The Night of Broken Glass: Eyewitness Accounts of Kristallnacht
Editor: Uta Gerhardt
Editor: Thomas Karlauf
November 9, 1938 is widely seen as a violent turning point in Nazi Germany’s assault on the Jews. Jews lost their lives in the antisemitic pogrom, and more than 30,000 were imprisoned or sent to concentration camps, where many were brutally mistreated. Thousands more fled their homelands in Germany and Austria, shocked by what they had seen, heard, and experienced. What they took with them was not only the pain of saying farewell but also the memory of terrible scenes: attacks by mobs of drunken Nazis, public humiliations, burning synagogues, and inhuman conditions in overcrowded prison cells and concentration camp barracks. The reactions of neighbors and passersby to these barbarities ranged from sympathy and aid to scorn, mockery, and abuse.

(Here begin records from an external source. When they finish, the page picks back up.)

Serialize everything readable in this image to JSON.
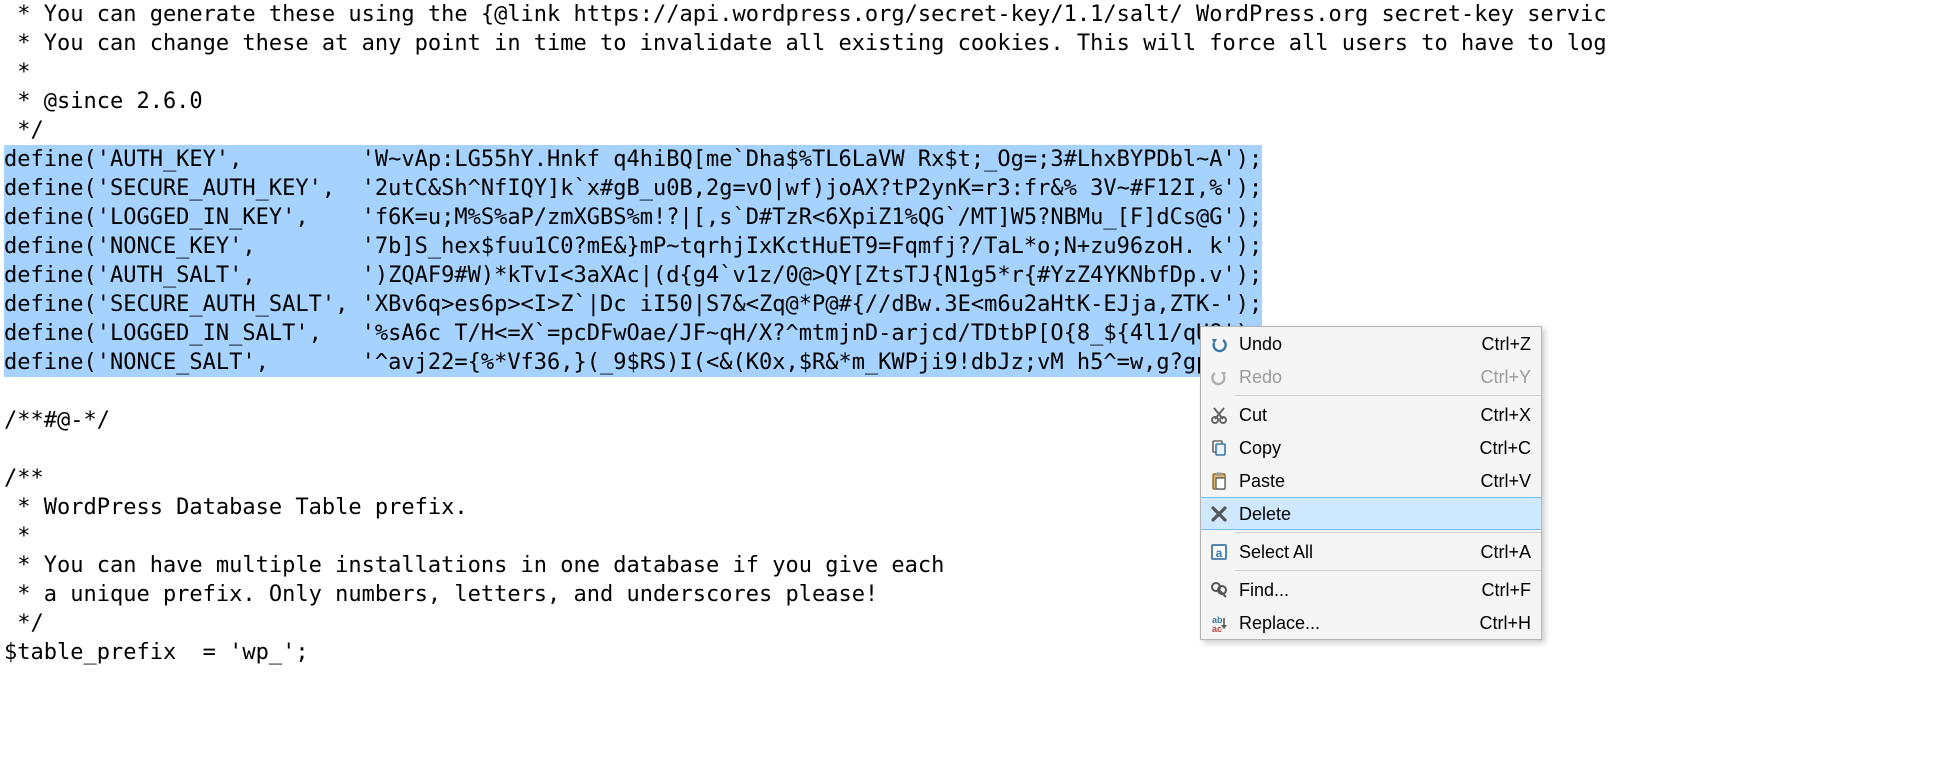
{
  "code": {
    "plain_top": [
      " * You can generate these using the {@link https://api.wordpress.org/secret-key/1.1/salt/ WordPress.org secret-key servic",
      " * You can change these at any point in time to invalidate all existing cookies. This will force all users to have to log",
      " *",
      " * @since 2.6.0",
      " */"
    ],
    "selected": [
      "define('AUTH_KEY',         'W~vAp:LG55hY.Hnkf q4hiBQ[me`Dha$%TL6LaVW Rx$t;_Og=;3#LhxBYPDbl~A');",
      "define('SECURE_AUTH_KEY',  '2utC&Sh^NfIQY]k`x#gB_u0B,2g=vO|wf)joAX?tP2ynK=r3:fr&% 3V~#F12I,%');",
      "define('LOGGED_IN_KEY',    'f6K=u;M%S%aP/zmXGBS%m!?|[,s`D#TzR<6XpiZ1%QG`/MT]W5?NBMu_[F]dCs@G');",
      "define('NONCE_KEY',        '7b]S_hex$fuu1C0?mE&}mP~tqrhjIxKctHuET9=Fqmfj?/TaL*o;N+zu96zoH. k');",
      "define('AUTH_SALT',        ')ZQAF9#W)*kTvI<3aXAc|(d{g4`v1z/0@>QY[ZtsTJ{N1g5*r{#YzZ4YKNbfDp.v');",
      "define('SECURE_AUTH_SALT', 'XBv6q>es6p><I>Z`|Dc iI50|S7&<Zq@*P@#{//dBw.3E<m6u2aHtK-EJja,ZTK-');",
      "define('LOGGED_IN_SALT',   '%sA6c T/H<=X`=pcDFwOae/JF~qH/X?^mtmjnD-arjcd/TDtbP[O{8_${4l1/qU8');",
      "define('NONCE_SALT',       '^avj22={%*Vf36,}(_9$RS)I(<&(K0x,$R&*m_KWPji9!dbJz;vM h5^=w,g?gp,'"
    ],
    "plain_bottom": [
      "",
      "/**#@-*/",
      "",
      "/**",
      " * WordPress Database Table prefix.",
      " *",
      " * You can have multiple installations in one database if you give each",
      " * a unique prefix. Only numbers, letters, and underscores please!",
      " */",
      "$table_prefix  = 'wp_';"
    ]
  },
  "context_menu": {
    "items": [
      {
        "id": "undo",
        "label": "Undo",
        "shortcut": "Ctrl+Z",
        "icon": "undo-icon",
        "disabled": false,
        "hover": false
      },
      {
        "id": "redo",
        "label": "Redo",
        "shortcut": "Ctrl+Y",
        "icon": "redo-icon",
        "disabled": true,
        "hover": false
      },
      {
        "sep": true
      },
      {
        "id": "cut",
        "label": "Cut",
        "shortcut": "Ctrl+X",
        "icon": "cut-icon",
        "disabled": false,
        "hover": false
      },
      {
        "id": "copy",
        "label": "Copy",
        "shortcut": "Ctrl+C",
        "icon": "copy-icon",
        "disabled": false,
        "hover": false
      },
      {
        "id": "paste",
        "label": "Paste",
        "shortcut": "Ctrl+V",
        "icon": "paste-icon",
        "disabled": false,
        "hover": false
      },
      {
        "id": "delete",
        "label": "Delete",
        "shortcut": "",
        "icon": "delete-icon",
        "disabled": false,
        "hover": true
      },
      {
        "sep": true
      },
      {
        "id": "selectall",
        "label": "Select All",
        "shortcut": "Ctrl+A",
        "icon": "select-all-icon",
        "disabled": false,
        "hover": false
      },
      {
        "sep": true
      },
      {
        "id": "find",
        "label": "Find...",
        "shortcut": "Ctrl+F",
        "icon": "find-icon",
        "disabled": false,
        "hover": false
      },
      {
        "id": "replace",
        "label": "Replace...",
        "shortcut": "Ctrl+H",
        "icon": "replace-icon",
        "disabled": false,
        "hover": false
      }
    ]
  }
}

In 1939 Harvard sociologist Edward Hartshorne gathered eyewitness accounts of Kristallnacht from hundreds of Jews who had fled. But Hartshorne joined the Secret Service shortly afterward, and the accounts he gathered were forgotten—until now. These eyewitness testimonies—published here for the first time with a foreword by Saul Friedländer, the Pulitzer Prize-winning historian and Holocaust survivor—paint a harrowing picture of everyday violence in one of Europe’s darkest moments.